No futuro, quando formos listar os clássicos do cinema nos anos 2000, não há dúvidas de que o nome do diretor espanhol Pedro Almodóvar vai figurar como um dos grandes dessa época. Grande parte desse reconhecimento se deve ao longa "A Pele que Habito", obra prima que consagrou internacionalmente o cineasta, embora ele já tivesse despontado com produções como "Carne Trêmula", "Tudo sobre Minha Mãe" e "Volver". No entanto, foi com este filme lançado em 2011 que Almodóvar escancarou toda a sua genialidade e talento, conquistando o público do mundo todo.
O longa-metragem, roteirizado pelo próprio Almodóvar, em parceria com seu irmão Augustín, apresenta a história do cirurgião plástico Roberto Ledgard, vivido por ninguém menos que Antonio Banderas. Roberto trabalha para desenvolver uma pele sintética mais resistente do que a pele humana, enquanto seu trabalho e seus métodos são considerados eticamente questionáveis pela comunidade científica.
As motivações do médico são ainda mais suspeitas – e conforme a história vai se desenrolando, podemos perceber o quanto seus métodos profissionais estão imbricados com sua trajetória e suas tragédias pessoais envolvendo a esposa e a filha Norma.
Histórias repletas de reviravoltas e surpresas são a marca registrada de Almodóvar – e podemos dizer que, em A Pele que Habito, o diretor realmente se supera neste aspecto. O espanhol se utiliza de uma narrativa descontínua, fundamentada em lembranças e memórias, para contar a trajetória de Roberto.

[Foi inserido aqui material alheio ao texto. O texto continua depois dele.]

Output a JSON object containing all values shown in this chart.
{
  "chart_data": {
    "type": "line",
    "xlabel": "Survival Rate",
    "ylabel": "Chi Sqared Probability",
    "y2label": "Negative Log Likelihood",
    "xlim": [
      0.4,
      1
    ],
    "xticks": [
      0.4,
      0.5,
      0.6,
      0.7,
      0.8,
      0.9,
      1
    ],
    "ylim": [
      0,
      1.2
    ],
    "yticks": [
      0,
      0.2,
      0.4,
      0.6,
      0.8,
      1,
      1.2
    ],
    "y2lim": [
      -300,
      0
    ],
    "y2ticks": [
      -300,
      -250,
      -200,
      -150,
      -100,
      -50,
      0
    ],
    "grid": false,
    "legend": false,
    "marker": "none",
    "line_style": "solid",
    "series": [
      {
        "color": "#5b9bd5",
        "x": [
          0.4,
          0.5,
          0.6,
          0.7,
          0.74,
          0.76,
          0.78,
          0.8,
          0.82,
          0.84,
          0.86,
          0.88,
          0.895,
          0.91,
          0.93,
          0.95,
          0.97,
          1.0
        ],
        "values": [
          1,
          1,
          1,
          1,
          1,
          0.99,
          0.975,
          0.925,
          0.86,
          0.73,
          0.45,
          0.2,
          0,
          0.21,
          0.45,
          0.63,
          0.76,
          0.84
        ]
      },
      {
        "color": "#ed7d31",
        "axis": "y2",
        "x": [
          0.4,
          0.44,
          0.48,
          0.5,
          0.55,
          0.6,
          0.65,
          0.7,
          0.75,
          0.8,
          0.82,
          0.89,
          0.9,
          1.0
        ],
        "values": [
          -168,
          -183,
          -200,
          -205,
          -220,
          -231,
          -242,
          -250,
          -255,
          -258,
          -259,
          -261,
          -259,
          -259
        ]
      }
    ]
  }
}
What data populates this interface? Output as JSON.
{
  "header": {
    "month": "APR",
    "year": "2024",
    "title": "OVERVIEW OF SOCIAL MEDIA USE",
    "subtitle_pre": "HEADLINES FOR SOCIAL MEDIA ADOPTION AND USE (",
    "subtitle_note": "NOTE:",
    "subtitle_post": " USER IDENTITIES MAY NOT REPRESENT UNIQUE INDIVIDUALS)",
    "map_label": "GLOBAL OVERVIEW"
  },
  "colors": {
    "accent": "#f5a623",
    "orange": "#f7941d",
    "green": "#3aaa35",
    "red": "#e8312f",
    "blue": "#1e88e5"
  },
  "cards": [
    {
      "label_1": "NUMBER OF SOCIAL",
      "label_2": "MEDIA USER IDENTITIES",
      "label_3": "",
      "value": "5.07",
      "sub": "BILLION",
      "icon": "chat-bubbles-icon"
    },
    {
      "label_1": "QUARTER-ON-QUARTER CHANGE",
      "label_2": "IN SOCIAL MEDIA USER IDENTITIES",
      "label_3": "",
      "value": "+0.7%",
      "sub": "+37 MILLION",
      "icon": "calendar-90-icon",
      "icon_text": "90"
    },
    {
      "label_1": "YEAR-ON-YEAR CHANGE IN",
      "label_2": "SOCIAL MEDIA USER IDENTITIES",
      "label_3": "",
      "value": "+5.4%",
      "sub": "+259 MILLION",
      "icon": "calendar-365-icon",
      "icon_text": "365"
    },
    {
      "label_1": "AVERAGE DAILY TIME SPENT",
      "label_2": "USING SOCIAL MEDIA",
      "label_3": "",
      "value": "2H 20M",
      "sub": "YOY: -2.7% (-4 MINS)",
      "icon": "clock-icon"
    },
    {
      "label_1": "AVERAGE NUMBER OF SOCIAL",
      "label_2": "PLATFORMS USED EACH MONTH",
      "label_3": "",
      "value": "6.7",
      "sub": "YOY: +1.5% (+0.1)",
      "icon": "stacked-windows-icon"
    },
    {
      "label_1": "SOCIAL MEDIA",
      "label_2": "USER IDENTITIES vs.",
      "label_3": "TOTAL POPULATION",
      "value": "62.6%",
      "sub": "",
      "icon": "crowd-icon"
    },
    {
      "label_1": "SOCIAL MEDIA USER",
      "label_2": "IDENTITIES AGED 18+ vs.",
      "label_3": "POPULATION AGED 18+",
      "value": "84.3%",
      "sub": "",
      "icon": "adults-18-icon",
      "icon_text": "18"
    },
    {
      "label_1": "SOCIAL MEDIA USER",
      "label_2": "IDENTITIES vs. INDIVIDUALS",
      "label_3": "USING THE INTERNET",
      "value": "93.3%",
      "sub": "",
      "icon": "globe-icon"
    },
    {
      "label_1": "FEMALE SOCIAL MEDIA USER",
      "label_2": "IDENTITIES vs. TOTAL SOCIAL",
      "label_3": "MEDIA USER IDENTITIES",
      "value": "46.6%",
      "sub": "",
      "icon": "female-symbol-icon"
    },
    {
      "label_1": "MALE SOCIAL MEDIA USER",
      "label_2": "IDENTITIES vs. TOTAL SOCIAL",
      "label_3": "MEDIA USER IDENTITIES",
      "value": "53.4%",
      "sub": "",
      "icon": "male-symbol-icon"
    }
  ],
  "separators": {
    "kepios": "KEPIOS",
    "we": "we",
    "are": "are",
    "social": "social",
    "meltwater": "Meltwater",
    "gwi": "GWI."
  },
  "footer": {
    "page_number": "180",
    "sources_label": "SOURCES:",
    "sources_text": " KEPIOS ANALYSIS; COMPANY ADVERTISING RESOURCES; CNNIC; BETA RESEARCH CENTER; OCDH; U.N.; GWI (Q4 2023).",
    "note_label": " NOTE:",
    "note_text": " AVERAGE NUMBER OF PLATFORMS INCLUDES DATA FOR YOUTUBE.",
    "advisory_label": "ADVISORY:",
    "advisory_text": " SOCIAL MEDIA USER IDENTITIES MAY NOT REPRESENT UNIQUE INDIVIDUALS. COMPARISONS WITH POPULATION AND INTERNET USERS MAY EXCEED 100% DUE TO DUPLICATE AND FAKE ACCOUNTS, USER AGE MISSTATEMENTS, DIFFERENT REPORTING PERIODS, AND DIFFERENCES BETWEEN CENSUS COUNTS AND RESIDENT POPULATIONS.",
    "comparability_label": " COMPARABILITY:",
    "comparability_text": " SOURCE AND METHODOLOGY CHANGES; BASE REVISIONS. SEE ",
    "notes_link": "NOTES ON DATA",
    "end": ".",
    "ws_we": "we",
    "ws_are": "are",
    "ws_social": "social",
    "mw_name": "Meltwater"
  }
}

O longa é roteirizado quase que de trás para frente, em uma teia complexa de acontecimentos, feita com uma maestria admirável. E tão bem construídos quanto o filme são os personagens. Mesmo os menos relevantes para a história são apresentados com uma sensibilidade característica. As atuações ajudam bastante neste sentido. Com boas atuações e personagens bem construídos, o resultado não poderia ser outro que não um filme instigante que prende a atenção do público durante cada minuto da trama.
Outra característica marcante da obra de Almodóvar é que o diretor brinca com o corpo humano como poucos conseguem fazer. Com tomadas em close e plano detalhe, nos leva por um passeio por cada centímetro de pele, pelos e poros.
Os enquadramentos fazem transparecer um olhar atencioso para as perfeições e imperfeições humanas, e isso ultrapassa apenas o físico e o estético. A Pele que Habito brinca com as cores e os contrastes: tons quentes e frios, o claro e o escuro, a sombra e a luz, a paz e a violência, a gentileza e a agressão, o silêncio e o grito.
O resultado é um filme belíssimo, com uma fotografia bastante respeitável – é fácil arrasar na fotografia quando se filma em cenários estupendos, mas fazer um trabalho tão bonito quando as tomadas são majoritariamente internas já é outra história.
“A pele que habito” é a prova de que um filme não necessariamente precisa ser escuro para ser sombrio. Com cores vivas, Almodóvar nos leva pelos lugares mais assustadores que a alma humana pode visitar e nos mostra quão doentios e bizarros podemos ser. Está longe de ser um filme feliz, mas é um tempo super bem investido, especialmente para quem aprecia narrativas complexas e inteligentes, cheias de surpresas e reviravoltas. Recomendamos!
Muito além da epiderme...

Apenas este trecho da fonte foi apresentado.